Benny Gault, formally Benjamin Goldman, came to England as a German Jewish refugee and lived at Fairfleet where he was sponsored by Clarissa’s mother, Harriet, and her first husband. Harriet is a fascinating character as she was a female pilot who flew Spitfires during the war, so it is hardly surprising a young Benny becomes enamoured with her. As Benny grows older, his affection for Harriet becomes stronger and appears to be reciprocated but attempts at taking their relationship to the next level always seem to be thwarted. It would’ve been easy to succumb to soap opera territory here but I liked how the author always found a way to interrupt Benny and Harriet so their relationship remained unconsummated.

The time Benny and Rosamund get to spend together is very short but there is a real beauty in the writing when they both unburden their souls to each other. The book actually begins with Benny’s arrival in England and there are a few chapters interspersed where he tells his own story but in the present, he is so weak he has to share his story in the form of a written confession on his laptop. Benny’s secret is actually easy to work out but it is no less emotional because of it.
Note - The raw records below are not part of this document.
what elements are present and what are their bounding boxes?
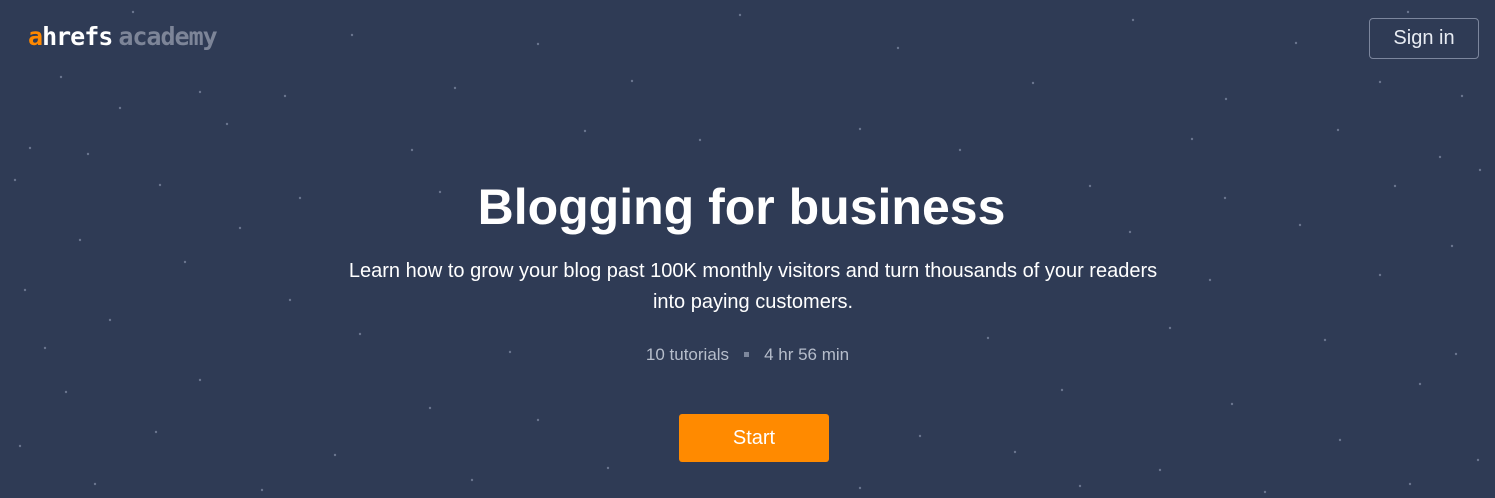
meta-separator bbox=[744, 352, 750, 358]
course-description: Learn how to grow your blog past 100K mo… bbox=[348, 260, 1158, 313]
tutorial-count: 10 tutorials bbox=[645, 345, 730, 364]
logo-a: a bbox=[28, 22, 43, 51]
logo-hrefs: hrefs bbox=[42, 22, 113, 51]
page-title: Blogging for business bbox=[477, 179, 1006, 235]
course-duration: 4 hr 56 min bbox=[764, 345, 850, 364]
logo-academy: academy bbox=[118, 22, 217, 51]
course-meta: 10 tutorials 4 hr 56 min bbox=[0, 343, 1495, 367]
start-button[interactable]: Start bbox=[679, 414, 829, 462]
ahrefs-academy-logo[interactable]: a hrefs academy bbox=[28, 22, 218, 52]
sign-in-button[interactable]: Sign in bbox=[1369, 18, 1479, 59]
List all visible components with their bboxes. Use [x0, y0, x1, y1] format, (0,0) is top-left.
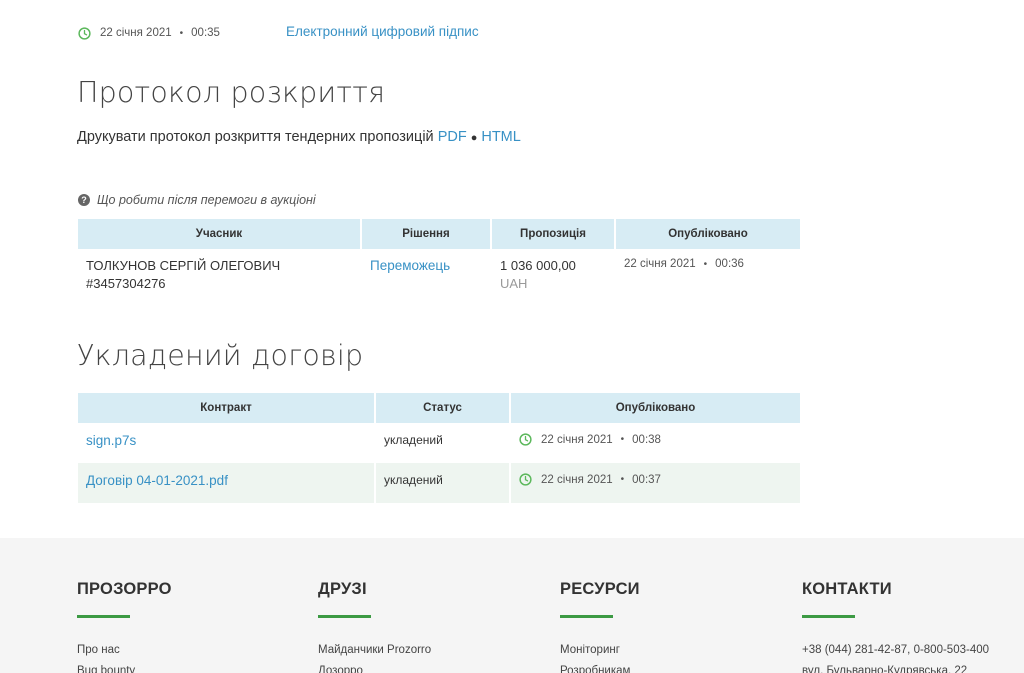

The characters of Benny and Rosamund are written with real warmth and they engage your sympathy easily so you find yourself hoping they will find the peace they so obviously need. I will admit to not really liking the implied romance between Benny and Harriet because I really didn’t think it was essential to the story as Benny would’ve had an emotional tie to Fairfleet regardless, plus it wasn’t very convincing. The pace of the book is quite slow but if you stay patient, you will be rewarded.